Revenons à la pratique. Maintenant que toutes les informations nécessaires sont disponibles, les données peuvent être chargées dans un graphe RDF à l’aide de la bibliothèque RDFlib (Python) :

# JSON files loaded above...
# Context files are URIs
from rdflib import Graph
graph = Graph()
graph.parse(data=project_v2, context=project_ctx, format="json-ld")
graph.parse(data=person_v2, context=person_ctx, format="json-ld")
graph.parse(data=comment_v2, context=comment_ctx, format="json-ld")

En voici une représentation graphique (cliquer sur l’image pour zoomer):

Graphe fusionnant les trois sources de
données On y remarque 4 nœuds avec des noms étranges commençant par «ub1bL» : il s’agit de nœuds anonymes (blank nodes) qui, de plus, ont tous une propriété «foaf:homepage» pointant vers la page d’accueil du projet «Super Project». Vous l’aurez compris, ces quatre nœuds représentent tous le projet «Super Projet», mais faute d’avoir une URI commune, la bibliothèque RDF est incapable de le déduire. Cela va compliquer un peu notre requête : on aura deux variables («p1» et «p2») au lieu d’une.

Les graphes RDF ont leur propre langage de requête standard :SPARQL. Voici notre requête et ses résultats :

>>> blog_request = """
... SELECT DISTINCT ?developer ?blog
... WHERE {
...     <http://blog.example.net/dupont/comment/5> sioc:about ?p1 .
...     ?p1 foaf:homepage ?homepage .
...     ?p2 foaf:homepage ?homepage .
...     ?p2 doap:developer ?developer .
...     OPTIONAL { ?developer foaf:weblog ?blog }
... }"""

>>> results = graph.query(blog_request)
>>> for dev, blog in results:
...     if blog is not None:
...         print "%s's blog: %s" % (str(dev), str(blog))
...     else:
...         print "%s's blog is unknown" % str(dev)
http://smith.example.org/roger/profile#me's blog is unknown
http://doe.example.org/john/profile#me's blog: http://blog.example.org/

Conclusion

L’objectif du Web des données est d’interconnecter les données structurées entre les sites Web et donc de dépasser le phénomène des silos si présent dans le Web 2.0.

La plupart des introductions au Web des données débutent avec RDF. En partant de JSON, j’espère que des développeurs Web trouveront cette introduction plus concrète.

Pour finir, je tiens à préciser que mes projets actuels dans ce domaine sont centrés davantage sur RDF que sur JSON-LD et c’est pour cette raison que je suis rapidement passé de l’un à l’autre.
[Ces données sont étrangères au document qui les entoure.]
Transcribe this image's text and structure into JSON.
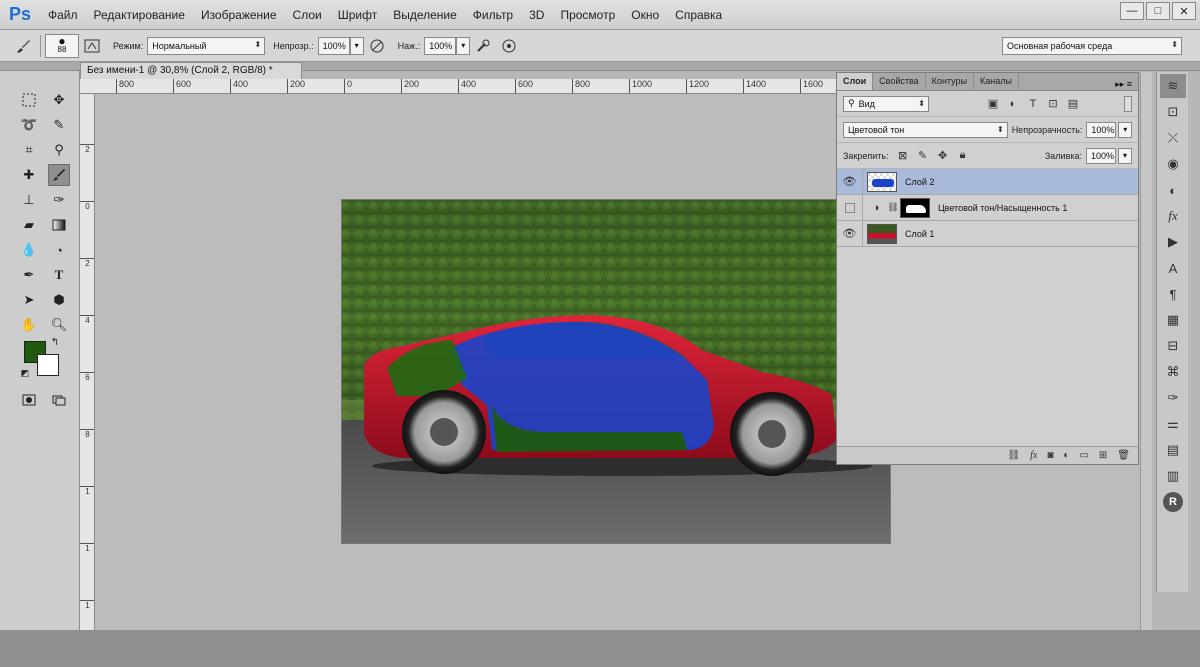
{
  "app": {
    "logo": "Ps"
  },
  "menu": [
    "Файл",
    "Редактирование",
    "Изображение",
    "Слои",
    "Шрифт",
    "Выделение",
    "Фильтр",
    "3D",
    "Просмотр",
    "Окно",
    "Справка"
  ],
  "window_controls": [
    "—",
    "□",
    "✕"
  ],
  "options": {
    "brush_size": "88",
    "mode_label": "Режим:",
    "mode_value": "Нормальный",
    "opacity_label": "Непрозр.:",
    "opacity_value": "100%",
    "flow_label": "Наж.:",
    "flow_value": "100%",
    "workspace": "Основная рабочая среда"
  },
  "document": {
    "tab_title": "Без имени-1 @ 30,8% (Слой 2, RGB/8) *",
    "ruler_h": [
      "800",
      "600",
      "400",
      "200",
      "0",
      "200",
      "400",
      "600",
      "800",
      "1000",
      "1200",
      "1400",
      "1600"
    ],
    "ruler_v": [
      "2",
      "0",
      "2",
      "4",
      "6",
      "8",
      "1",
      "1",
      "1",
      "1"
    ]
  },
  "layers_panel": {
    "tabs": [
      "Слои",
      "Свойства",
      "Контуры",
      "Каналы"
    ],
    "filter_kind": "Вид",
    "blend_mode": "Цветовой тон",
    "opacity_label": "Непрозрачность:",
    "opacity_value": "100%",
    "lock_label": "Закрепить:",
    "fill_label": "Заливка:",
    "fill_value": "100%",
    "layers": [
      {
        "name": "Слой 2",
        "visible": true,
        "selected": true
      },
      {
        "name": "Цветовой тон/Насыщенность 1",
        "visible": false,
        "selected": false
      },
      {
        "name": "Слой 1",
        "visible": true,
        "selected": false
      }
    ]
  },
  "colors": {
    "foreground": "#1f5a0e",
    "background": "#ffffff",
    "selection": "#aabadb",
    "car_paint": "#c8102e"
  }
}
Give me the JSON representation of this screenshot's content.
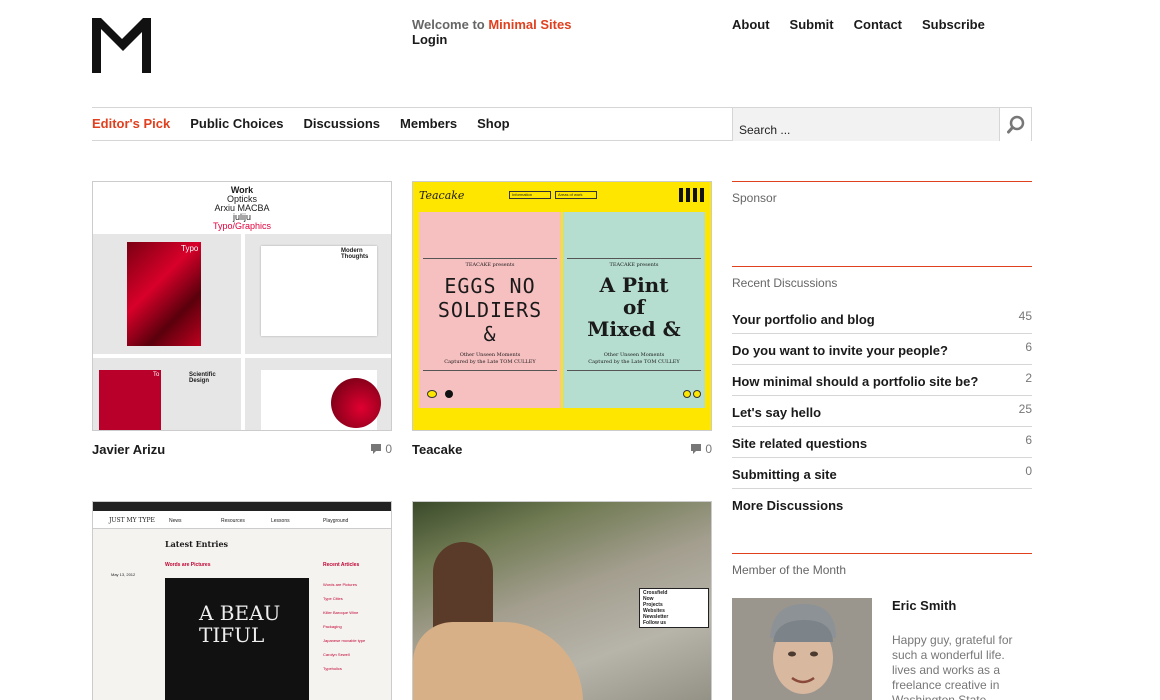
{
  "header": {
    "welcome_prefix": "Welcome to",
    "brand": "Minimal Sites",
    "login": "Login",
    "top_nav": [
      "About",
      "Submit",
      "Contact",
      "Subscribe"
    ]
  },
  "nav": {
    "items": [
      "Editor's Pick",
      "Public Choices",
      "Discussions",
      "Members",
      "Shop"
    ],
    "active_index": 0
  },
  "search": {
    "placeholder": "Search ..."
  },
  "cards": [
    {
      "title": "Javier Arizu",
      "comments": "0",
      "thumb_lines": [
        "Work",
        "Opticks",
        "Arxiu MACBA",
        "juliju",
        "Typo/Graphics"
      ],
      "thumb_labels": [
        "Typo",
        "Modern Thoughts",
        "To",
        "Scientific Design"
      ]
    },
    {
      "title": "Teacake",
      "comments": "0",
      "thumb_brand": "Teacake",
      "thumb_menu": [
        "Information",
        "Areas of work"
      ],
      "thumb_panels": [
        {
          "kicker": "TEACAKE presents",
          "headline": "EGGS NO SOLDIERS &",
          "sub": "Other Unseen Moments",
          "credit": "Captured by the Late TOM CULLEY"
        },
        {
          "kicker": "TEACAKE presents",
          "headline": "A Pint of Mixed &",
          "sub": "Other Unseen Moments",
          "credit": "Captured by the Late TOM CULLEY"
        }
      ]
    },
    {
      "title": "",
      "comments": "",
      "thumb_brand": "JUST MY TYPE",
      "thumb_nav": [
        "News",
        "Resources",
        "Lessons",
        "Playground"
      ],
      "thumb_heading": "Latest Entries",
      "thumb_post_title": "Words are Pictures",
      "thumb_post_date": "May 13, 2012",
      "thumb_sidebar_title": "Recent Articles",
      "thumb_sidebar_items": [
        "Words are Pictures",
        "Type Cities",
        "Killer Baroque Wine Packaging",
        "Japanese movable type",
        "Carolyn Sewell",
        "Typeholics"
      ],
      "thumb_art_text": "A BEAU TIFUL"
    },
    {
      "title": "",
      "comments": "",
      "thumb_menu": [
        "Crossfield",
        "Now",
        "Projects",
        "Websites",
        "Newsletter",
        "Follow us"
      ]
    }
  ],
  "sidebar": {
    "sponsor_title": "Sponsor",
    "discussions_title": "Recent Discussions",
    "discussions": [
      {
        "title": "Your portfolio and blog",
        "count": "45"
      },
      {
        "title": "Do you want to invite your people?",
        "count": "6"
      },
      {
        "title": "How minimal should a portfolio site be?",
        "count": "2"
      },
      {
        "title": "Let's say hello",
        "count": "25"
      },
      {
        "title": "Site related questions",
        "count": "6"
      },
      {
        "title": "Submitting a site",
        "count": "0"
      }
    ],
    "more": "More Discussions",
    "member_title": "Member of the Month",
    "member_name": "Eric Smith",
    "member_bio": "Happy guy, grateful for such a wonderful life. lives and works as a freelance creative in Washington State."
  },
  "colors": {
    "accent": "#e0401e",
    "text": "#1a1a1a",
    "muted": "#777777",
    "rule": "#d6d6d6"
  },
  "icons": {
    "search": "search-icon",
    "comment": "comment-icon",
    "logo": "logo-icon"
  }
}
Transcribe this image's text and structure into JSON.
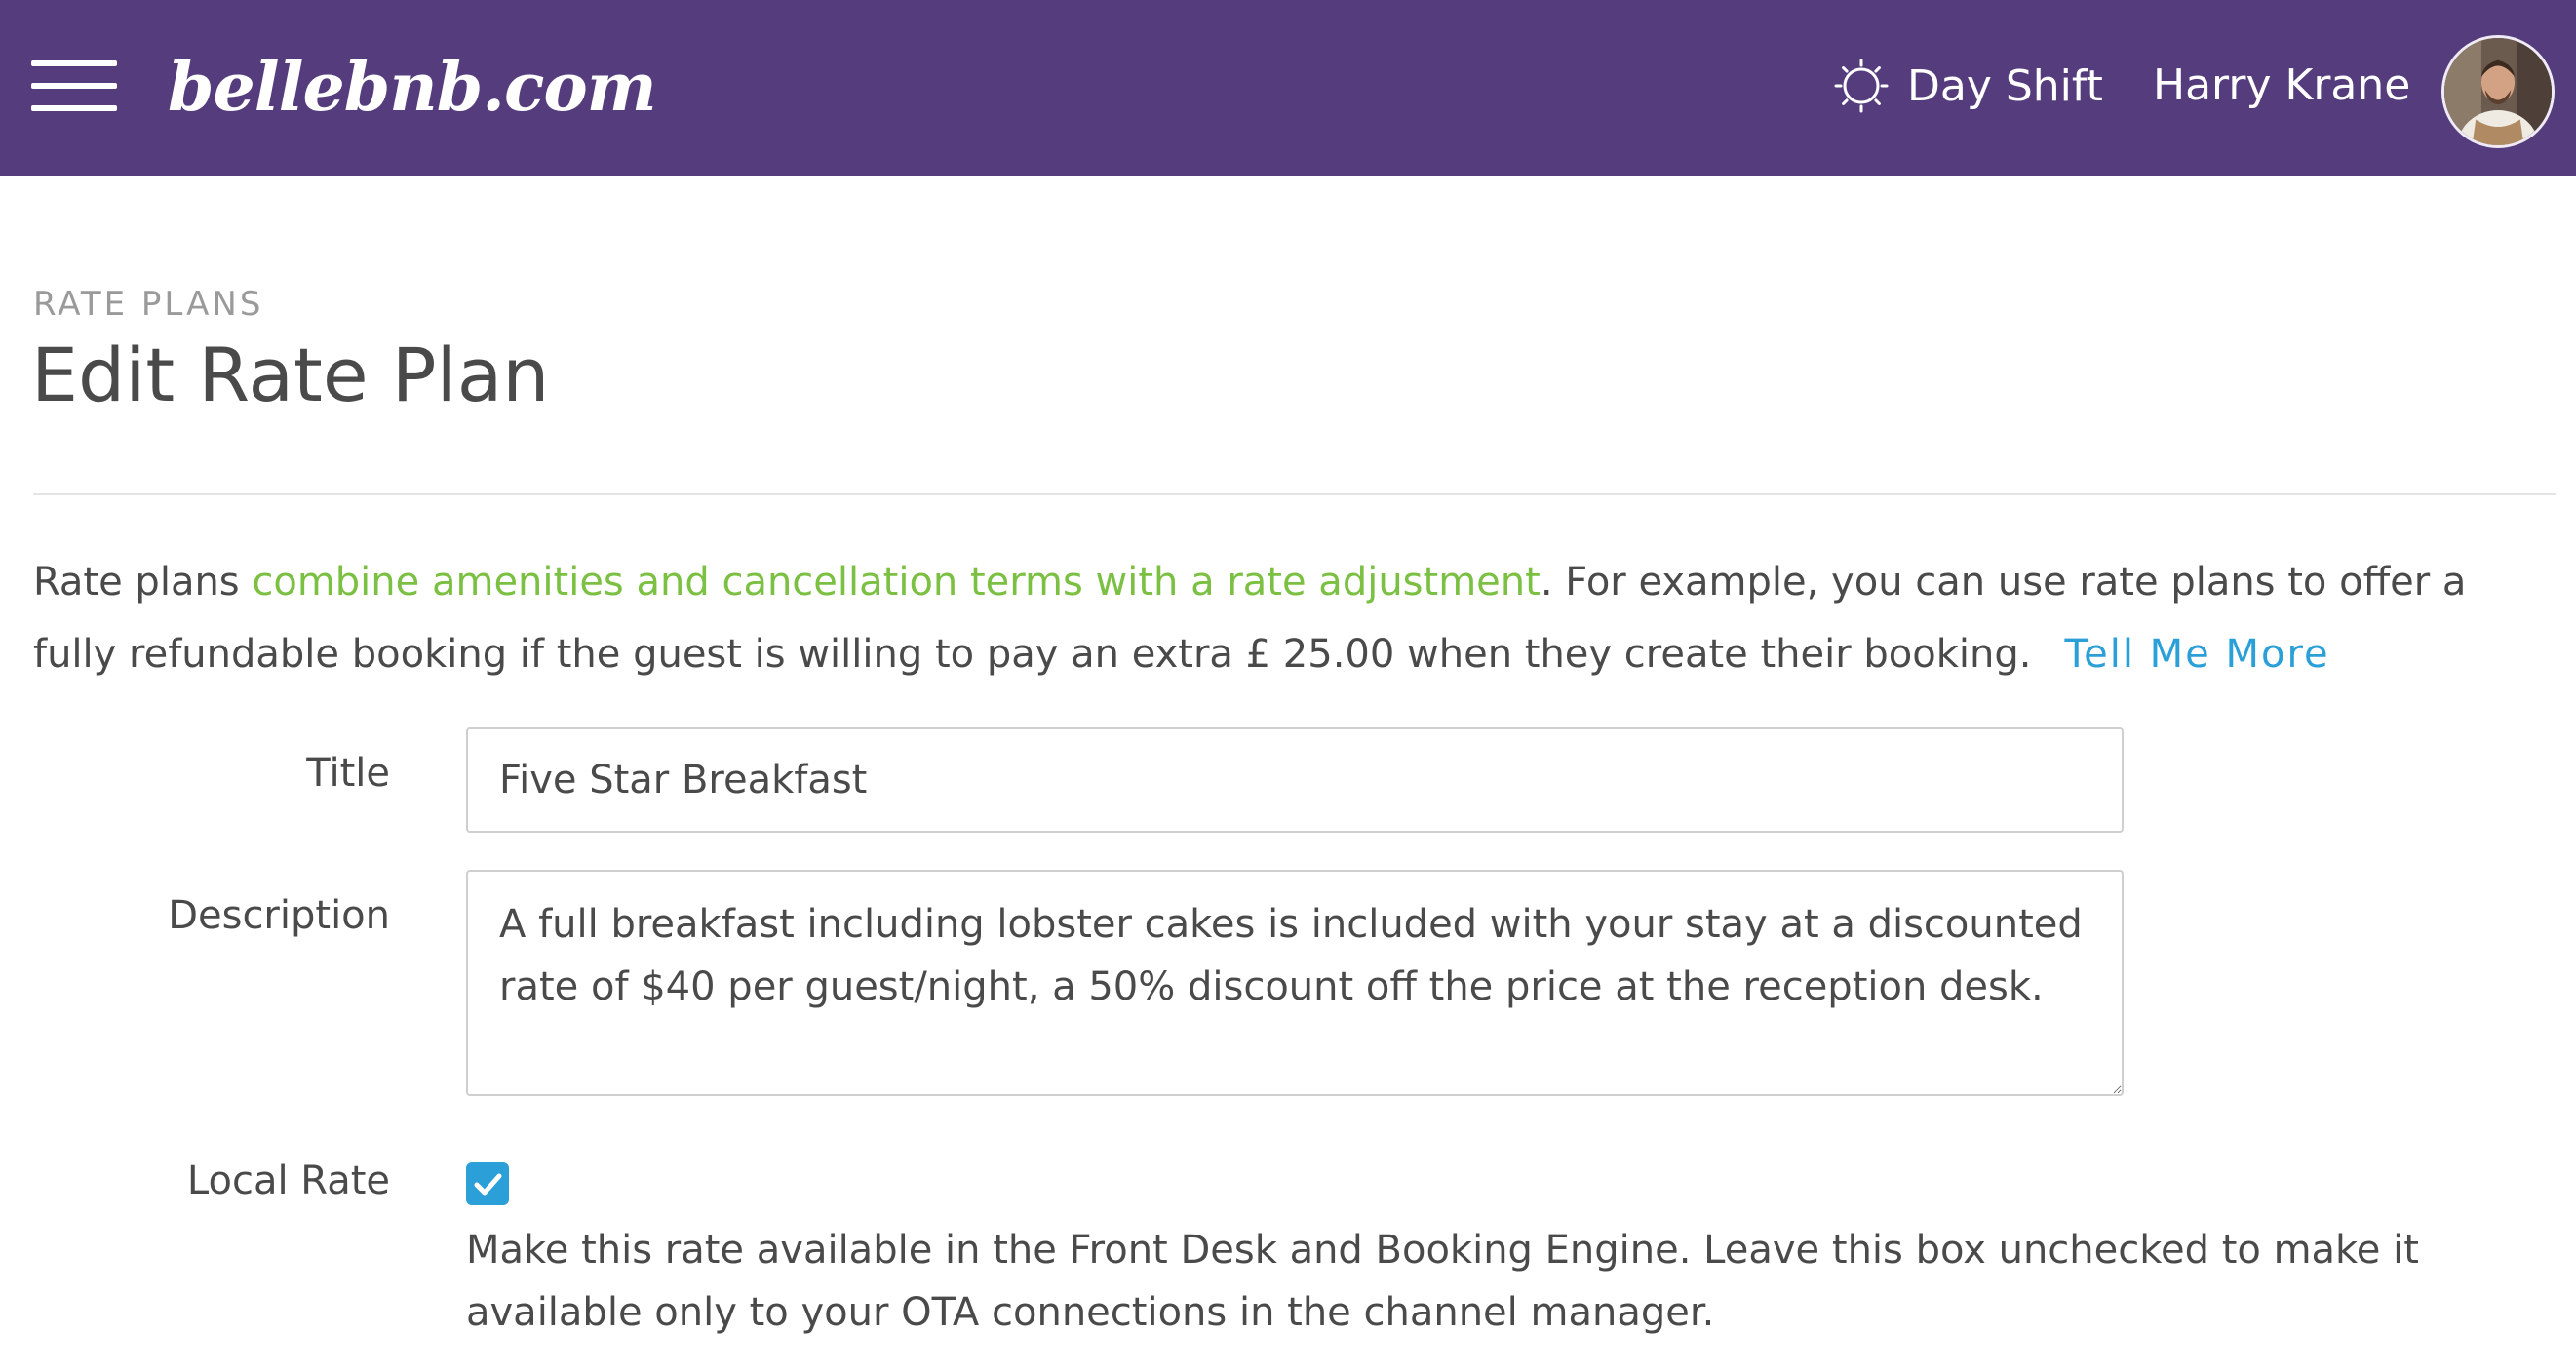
{
  "header": {
    "brand": "bellebnb.com",
    "shift_label": "Day Shift",
    "user_name": "Harry Krane"
  },
  "page": {
    "eyebrow": "RATE PLANS",
    "title": "Edit Rate Plan"
  },
  "intro": {
    "text_before": "Rate plans ",
    "highlight": "combine amenities and cancellation terms with a rate adjustment",
    "text_after": ". For example, you can use rate plans to offer a fully refundable booking if the guest is willing to pay an extra £ 25.00 when they create their booking.",
    "link_label": "Tell Me More"
  },
  "form": {
    "title_label": "Title",
    "title_value": "Five Star Breakfast",
    "description_label": "Description",
    "description_value": "A full breakfast including lobster cakes is included with your stay at a discounted rate of $40 per guest/night, a 50% discount off the price at the reception desk.",
    "local_rate_label": "Local Rate",
    "local_rate_checked": true,
    "local_rate_help": "Make this rate available in the Front Desk and Booking Engine. Leave this box unchecked to make it available only to your OTA connections in the channel manager."
  },
  "colors": {
    "header_bg": "#553d7d",
    "highlight": "#7bc043",
    "link": "#2a9fd8",
    "checkbox": "#2a9fd8"
  },
  "icons": {
    "menu": "hamburger-menu-icon",
    "shift": "sun-icon",
    "checkbox": "checkmark-icon"
  }
}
Néanmoins, il est tout à fait possible d’avoir un point de vue plus centré sur JSON-LD et d’effectuer un certain nombre de transformations à ce niveau sans avoir recours à SPARQL ni à d’autre format RDF.

Pour en savoir plus


  1. JSON est l’abréviation deJavaScript Object Notation

  2. En observant que la description de John Doe mentionne le projet, la probabilité qu’il s’agisse de bien de la même personne augmente de manière significative. 

  3. Si, dans le cas contraire, elles ont deux identifiants différents, il faudra raisonner pour savoir si elles parlent de la même chose ou non. C’est évidemment plus compliqué et cela sort du cadre de cet article. 

  4. Le contexte JSON-LD est un profile (RFC 6906) au sens de l’IETF

  5. Si par exemple vous avez écrit votre propre fichier de contexte. 

  6. JSON-LD supporte tout RDF, et l’étend un peu afin de bien s’intégrer dans l’écosystème JSON. Le passage de RDF vers JSON-LD se fait sans perte. Dans l’autre sens, il y a un point à connaître : JSON-LD tolère que certaines clés (propriétés) ne soient pas liées à des URI, ce qui est interdit en RDF où les propriétés ne peuvent pas être des nœuds anonymes (blank nodes). En conséquence, si l’on souhaite vraiment que ces clés soient conservées lors d’une sérialisation dans un format RDF, il est indispensable de les convertir en URI, d’une manière ou d’une autre. La disparition d’une propriété suite la conversion d’un document JSON-LD vers RDF indique donc qu’il manque une règle de correspondance clé-URI dans le contexte JSON-LD. Pour plus d’explications, consultez la section 9 de la spécification.